Associação Pontagrossense de Farmacêuticos





Opinião do Farmacêutico

AUTOMEDICAÇÃO: Tema de propriedade e solução de inteira responsabilidade do Farmacêutico.

A automedicação é uma realidade presente em nossa sociedade, que reflete o aumento do desenvolvimento humano em uma de suas faces e em outra paradoxalmente a crescente desigualdade social que limita o acesso ao profissional médico.
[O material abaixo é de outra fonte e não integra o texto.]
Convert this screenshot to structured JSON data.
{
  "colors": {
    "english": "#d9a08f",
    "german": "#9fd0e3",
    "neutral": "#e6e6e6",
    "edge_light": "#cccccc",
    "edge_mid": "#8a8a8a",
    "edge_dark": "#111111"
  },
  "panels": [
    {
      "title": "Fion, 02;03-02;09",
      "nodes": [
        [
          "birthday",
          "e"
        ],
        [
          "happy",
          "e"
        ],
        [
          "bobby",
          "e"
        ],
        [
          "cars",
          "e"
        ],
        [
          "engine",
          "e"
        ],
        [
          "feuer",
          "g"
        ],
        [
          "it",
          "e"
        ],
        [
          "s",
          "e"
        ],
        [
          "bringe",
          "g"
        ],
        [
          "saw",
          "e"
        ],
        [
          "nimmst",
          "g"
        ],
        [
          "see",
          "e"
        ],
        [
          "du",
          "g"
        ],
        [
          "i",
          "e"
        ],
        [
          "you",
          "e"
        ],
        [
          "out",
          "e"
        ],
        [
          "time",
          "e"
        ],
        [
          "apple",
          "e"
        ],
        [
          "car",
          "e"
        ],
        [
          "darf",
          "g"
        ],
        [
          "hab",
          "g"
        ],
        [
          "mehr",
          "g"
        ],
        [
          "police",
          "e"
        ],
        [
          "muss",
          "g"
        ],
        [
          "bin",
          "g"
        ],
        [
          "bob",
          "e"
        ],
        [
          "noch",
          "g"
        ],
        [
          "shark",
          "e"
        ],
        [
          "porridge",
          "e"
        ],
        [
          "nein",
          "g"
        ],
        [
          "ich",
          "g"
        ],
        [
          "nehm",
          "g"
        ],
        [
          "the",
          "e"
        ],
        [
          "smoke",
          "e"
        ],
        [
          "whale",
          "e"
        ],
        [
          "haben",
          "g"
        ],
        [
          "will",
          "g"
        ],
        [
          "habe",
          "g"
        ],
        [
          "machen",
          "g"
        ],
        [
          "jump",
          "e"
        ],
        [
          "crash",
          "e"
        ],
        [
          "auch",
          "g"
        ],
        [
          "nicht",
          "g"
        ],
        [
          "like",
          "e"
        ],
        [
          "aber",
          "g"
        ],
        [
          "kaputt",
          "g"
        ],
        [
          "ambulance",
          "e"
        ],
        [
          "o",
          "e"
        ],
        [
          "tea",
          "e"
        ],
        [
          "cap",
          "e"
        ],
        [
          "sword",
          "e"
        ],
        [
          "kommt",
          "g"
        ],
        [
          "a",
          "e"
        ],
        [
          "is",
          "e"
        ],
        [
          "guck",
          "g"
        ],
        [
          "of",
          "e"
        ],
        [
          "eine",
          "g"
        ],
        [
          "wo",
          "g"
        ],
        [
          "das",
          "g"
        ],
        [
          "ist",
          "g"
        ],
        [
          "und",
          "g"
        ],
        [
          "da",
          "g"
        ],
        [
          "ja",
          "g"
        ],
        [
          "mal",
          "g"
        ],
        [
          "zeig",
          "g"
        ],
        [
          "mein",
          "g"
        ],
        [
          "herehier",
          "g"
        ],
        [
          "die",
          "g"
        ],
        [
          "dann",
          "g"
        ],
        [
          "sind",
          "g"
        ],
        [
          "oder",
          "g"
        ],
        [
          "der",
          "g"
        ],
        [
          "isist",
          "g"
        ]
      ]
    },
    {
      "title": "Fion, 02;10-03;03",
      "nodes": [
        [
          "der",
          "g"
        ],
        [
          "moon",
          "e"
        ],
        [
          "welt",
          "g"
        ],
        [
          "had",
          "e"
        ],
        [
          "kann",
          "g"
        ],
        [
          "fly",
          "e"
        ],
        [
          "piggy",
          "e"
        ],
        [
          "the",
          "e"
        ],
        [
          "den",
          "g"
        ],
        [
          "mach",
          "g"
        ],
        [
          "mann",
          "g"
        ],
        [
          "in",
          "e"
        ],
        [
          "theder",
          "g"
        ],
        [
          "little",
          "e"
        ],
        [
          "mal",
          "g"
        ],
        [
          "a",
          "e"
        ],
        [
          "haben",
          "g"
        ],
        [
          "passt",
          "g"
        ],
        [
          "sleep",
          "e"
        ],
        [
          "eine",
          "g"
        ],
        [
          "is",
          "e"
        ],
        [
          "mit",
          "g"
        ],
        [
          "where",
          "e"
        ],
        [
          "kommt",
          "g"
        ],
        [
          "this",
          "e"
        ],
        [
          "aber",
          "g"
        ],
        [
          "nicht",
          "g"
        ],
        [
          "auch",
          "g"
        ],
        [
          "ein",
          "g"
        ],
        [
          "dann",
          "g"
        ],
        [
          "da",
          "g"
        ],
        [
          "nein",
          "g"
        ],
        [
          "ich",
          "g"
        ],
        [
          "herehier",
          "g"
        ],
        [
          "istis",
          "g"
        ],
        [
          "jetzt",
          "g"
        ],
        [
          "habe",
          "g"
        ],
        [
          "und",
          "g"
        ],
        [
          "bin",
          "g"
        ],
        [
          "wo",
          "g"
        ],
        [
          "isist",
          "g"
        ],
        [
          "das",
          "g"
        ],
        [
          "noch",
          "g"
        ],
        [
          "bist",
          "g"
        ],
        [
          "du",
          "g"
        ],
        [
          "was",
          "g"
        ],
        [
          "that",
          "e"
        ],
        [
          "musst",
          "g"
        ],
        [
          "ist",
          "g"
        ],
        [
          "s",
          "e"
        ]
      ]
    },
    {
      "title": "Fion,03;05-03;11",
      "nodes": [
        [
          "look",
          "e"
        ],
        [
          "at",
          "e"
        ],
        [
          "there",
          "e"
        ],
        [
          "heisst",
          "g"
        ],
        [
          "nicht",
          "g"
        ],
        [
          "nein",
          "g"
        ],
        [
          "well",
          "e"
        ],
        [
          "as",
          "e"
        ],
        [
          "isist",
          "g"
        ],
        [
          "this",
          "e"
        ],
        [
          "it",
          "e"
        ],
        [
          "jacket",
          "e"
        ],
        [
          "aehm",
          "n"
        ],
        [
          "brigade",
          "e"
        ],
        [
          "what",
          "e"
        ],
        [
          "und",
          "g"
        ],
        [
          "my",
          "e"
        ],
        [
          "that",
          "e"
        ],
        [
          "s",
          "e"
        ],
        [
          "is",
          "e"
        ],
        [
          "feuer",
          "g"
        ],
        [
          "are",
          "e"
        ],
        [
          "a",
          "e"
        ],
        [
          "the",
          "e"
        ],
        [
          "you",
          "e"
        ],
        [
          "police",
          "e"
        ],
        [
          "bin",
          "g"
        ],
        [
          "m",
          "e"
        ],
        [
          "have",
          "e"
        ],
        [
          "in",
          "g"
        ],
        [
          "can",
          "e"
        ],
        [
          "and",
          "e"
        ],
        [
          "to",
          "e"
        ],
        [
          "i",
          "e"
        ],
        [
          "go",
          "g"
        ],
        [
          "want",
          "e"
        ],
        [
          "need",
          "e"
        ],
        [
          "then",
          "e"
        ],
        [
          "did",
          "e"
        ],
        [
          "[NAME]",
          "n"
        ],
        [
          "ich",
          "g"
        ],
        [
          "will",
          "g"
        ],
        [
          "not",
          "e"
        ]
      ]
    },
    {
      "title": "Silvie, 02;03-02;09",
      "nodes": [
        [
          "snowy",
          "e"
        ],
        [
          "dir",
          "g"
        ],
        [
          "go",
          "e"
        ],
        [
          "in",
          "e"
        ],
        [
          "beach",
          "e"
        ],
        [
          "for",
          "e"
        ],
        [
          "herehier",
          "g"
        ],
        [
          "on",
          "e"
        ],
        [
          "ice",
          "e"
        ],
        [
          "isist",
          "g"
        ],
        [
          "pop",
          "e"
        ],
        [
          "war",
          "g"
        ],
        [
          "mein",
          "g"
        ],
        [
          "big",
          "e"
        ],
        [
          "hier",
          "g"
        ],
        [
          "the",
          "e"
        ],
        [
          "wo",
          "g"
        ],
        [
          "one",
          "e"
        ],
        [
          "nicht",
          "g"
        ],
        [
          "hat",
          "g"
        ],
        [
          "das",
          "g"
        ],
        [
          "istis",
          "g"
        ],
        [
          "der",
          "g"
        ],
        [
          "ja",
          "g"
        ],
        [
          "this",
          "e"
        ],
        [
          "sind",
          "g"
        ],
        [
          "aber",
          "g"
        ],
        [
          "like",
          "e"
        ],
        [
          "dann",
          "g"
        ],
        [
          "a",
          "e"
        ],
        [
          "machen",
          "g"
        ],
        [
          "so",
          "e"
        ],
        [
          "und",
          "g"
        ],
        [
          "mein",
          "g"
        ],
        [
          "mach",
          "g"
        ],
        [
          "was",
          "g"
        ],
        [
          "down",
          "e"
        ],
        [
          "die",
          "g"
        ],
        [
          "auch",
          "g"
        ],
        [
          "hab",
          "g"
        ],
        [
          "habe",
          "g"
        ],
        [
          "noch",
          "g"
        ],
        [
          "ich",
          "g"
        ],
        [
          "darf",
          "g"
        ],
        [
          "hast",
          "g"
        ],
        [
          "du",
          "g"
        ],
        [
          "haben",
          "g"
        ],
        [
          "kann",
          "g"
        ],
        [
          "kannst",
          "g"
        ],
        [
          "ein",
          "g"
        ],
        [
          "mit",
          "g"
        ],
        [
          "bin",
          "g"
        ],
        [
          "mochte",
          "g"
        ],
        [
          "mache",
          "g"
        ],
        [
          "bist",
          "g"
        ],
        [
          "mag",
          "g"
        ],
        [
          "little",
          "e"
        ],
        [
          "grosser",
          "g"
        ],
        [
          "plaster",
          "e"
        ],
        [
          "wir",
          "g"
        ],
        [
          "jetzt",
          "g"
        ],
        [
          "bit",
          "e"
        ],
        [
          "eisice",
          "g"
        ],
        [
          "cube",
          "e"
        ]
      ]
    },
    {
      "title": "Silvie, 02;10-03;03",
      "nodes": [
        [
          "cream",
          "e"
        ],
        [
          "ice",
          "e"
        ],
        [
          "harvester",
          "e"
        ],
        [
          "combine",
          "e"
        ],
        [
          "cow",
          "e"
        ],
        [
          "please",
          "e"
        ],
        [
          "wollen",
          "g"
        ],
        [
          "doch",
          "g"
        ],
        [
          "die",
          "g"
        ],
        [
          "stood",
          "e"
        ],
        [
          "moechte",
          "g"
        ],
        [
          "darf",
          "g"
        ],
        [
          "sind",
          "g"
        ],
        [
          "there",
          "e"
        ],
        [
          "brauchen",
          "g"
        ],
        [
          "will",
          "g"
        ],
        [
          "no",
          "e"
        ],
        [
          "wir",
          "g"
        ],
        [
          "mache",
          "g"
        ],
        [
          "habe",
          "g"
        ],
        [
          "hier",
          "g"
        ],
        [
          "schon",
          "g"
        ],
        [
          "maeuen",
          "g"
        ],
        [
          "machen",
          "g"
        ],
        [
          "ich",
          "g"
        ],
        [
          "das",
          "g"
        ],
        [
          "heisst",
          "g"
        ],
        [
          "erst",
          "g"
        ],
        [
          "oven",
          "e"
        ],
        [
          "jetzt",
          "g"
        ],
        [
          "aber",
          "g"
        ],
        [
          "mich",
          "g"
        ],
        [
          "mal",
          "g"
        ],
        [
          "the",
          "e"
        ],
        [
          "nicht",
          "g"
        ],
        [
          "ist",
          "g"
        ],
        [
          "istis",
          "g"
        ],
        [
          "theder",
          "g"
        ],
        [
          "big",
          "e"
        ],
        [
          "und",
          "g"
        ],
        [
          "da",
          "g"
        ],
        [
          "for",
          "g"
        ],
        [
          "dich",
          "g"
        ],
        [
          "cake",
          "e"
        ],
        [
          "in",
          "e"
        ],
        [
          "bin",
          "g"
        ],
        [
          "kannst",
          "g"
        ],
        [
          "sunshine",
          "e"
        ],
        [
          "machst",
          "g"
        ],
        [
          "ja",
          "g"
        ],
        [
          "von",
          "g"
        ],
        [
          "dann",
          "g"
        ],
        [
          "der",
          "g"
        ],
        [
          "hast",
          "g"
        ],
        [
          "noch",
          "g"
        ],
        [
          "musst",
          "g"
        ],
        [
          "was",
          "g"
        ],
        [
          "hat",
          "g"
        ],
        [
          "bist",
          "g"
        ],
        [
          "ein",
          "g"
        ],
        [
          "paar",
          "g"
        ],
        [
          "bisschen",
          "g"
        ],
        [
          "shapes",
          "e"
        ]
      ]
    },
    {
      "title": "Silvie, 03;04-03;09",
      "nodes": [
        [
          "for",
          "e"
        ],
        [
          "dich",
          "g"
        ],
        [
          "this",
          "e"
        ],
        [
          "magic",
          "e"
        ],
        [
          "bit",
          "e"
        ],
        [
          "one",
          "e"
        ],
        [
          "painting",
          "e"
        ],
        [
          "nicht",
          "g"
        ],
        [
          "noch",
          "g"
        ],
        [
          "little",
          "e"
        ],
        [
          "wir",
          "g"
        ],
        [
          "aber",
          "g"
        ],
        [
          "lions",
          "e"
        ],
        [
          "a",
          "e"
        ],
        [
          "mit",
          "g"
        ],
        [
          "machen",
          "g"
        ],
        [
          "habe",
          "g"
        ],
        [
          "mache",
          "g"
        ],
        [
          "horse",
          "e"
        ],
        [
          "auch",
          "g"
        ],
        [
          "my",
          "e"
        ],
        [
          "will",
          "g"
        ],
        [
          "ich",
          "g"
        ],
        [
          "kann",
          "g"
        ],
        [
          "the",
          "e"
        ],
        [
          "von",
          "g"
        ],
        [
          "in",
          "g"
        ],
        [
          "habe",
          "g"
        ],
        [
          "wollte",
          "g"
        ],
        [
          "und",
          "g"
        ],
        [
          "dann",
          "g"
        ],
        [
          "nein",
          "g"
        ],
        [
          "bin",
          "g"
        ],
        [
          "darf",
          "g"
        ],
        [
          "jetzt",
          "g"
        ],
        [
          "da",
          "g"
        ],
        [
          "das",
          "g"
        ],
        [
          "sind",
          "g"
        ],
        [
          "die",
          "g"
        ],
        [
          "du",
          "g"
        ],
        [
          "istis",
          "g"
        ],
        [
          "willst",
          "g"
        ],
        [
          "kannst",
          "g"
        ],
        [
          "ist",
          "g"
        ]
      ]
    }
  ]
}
Desta forma as principais organizações internacionais como Organização Mundial de Saúde (1998), entendem a auto-medicação responsável como uma prática recomendada e aponta um importante papel do farmacêutico nos auto-cuidados, ao destacar suas funções de comunicador, dispensador qualificado de medicamentos e suas habilidades como promotor, protetor e recuperador da saúde coletiva.

Do ponto de vista econômico os medicamentos e produtos de saúde envolvidos na auto-medicação e nos auto-cuidados, de acordo com a Febrafar em 2007 responderam por 30% do total de vendas ao varejo, e com forte tendência de aumento de participação nos próximos anos.

Vislumbra-se neste ambiente, o terreno propício para que o farmacêutico encontre uma nova identidade e significado para sua práxis profissional e quem sabe ache aí o futuro de sua profissão, que seria o de prestador de serviços especializados em auto medicação e auto–cuidados.

Para isso é necessário que o farmacêutico e as suas entidades de classe desmistifiquem a auto-medicação à luz do conhecimento técnico e científico enfocados no contexto social econômico e cultural brasileiro, assumindo uma posição corajosa de responsabilidade pela auto-medicação e a propriedade de transformar um problema em solução.

Atualmente o farmacêutico tem se posicionado de forma tímida sobre a matéria, expondo sua minoridade profissional, ao permitir que outros definam estratégias de ação no que seria seu campo de atuação.

A atuação do farmacêutico em sua farmácia na automedicação é de grande importância social, pois em diversas circunstâncias ele é o primeiro, o último e muitas vezes o único profissional de saúde que entra em contato com o paciente, constituindo-se num estratégico agente de triagem do Sistema Único de Saúde, que irá contribuir de forma substancial a otimização de suas ações e investimentos.

Ainda, de acordo com a Pesquisa Nacional por Amostras de Domicílio financiada pelo Ministério da Saúde em 1998, apontou a Farmácia como um dos principais serviços utilizados pela população em caso de necessidade.

Portanto é necessário que Farmacêuticos, Médicos e autoridades sanitárias estabeleçam critérios consensuados para que o imperativo categórico da automedicação seja a garantia do uso seguro e racional dos medicamentos objetivando a melhora da qualidade de vida do cidadão.

E que por meio deste ponto de vista diferenciado e esclarecedor sobre a automedicação o Farmacêutico como perito, construa uma realidade que seja aceita por toda a sociedade, ajudando-o a resgatar o seu tão merecido prestígio social.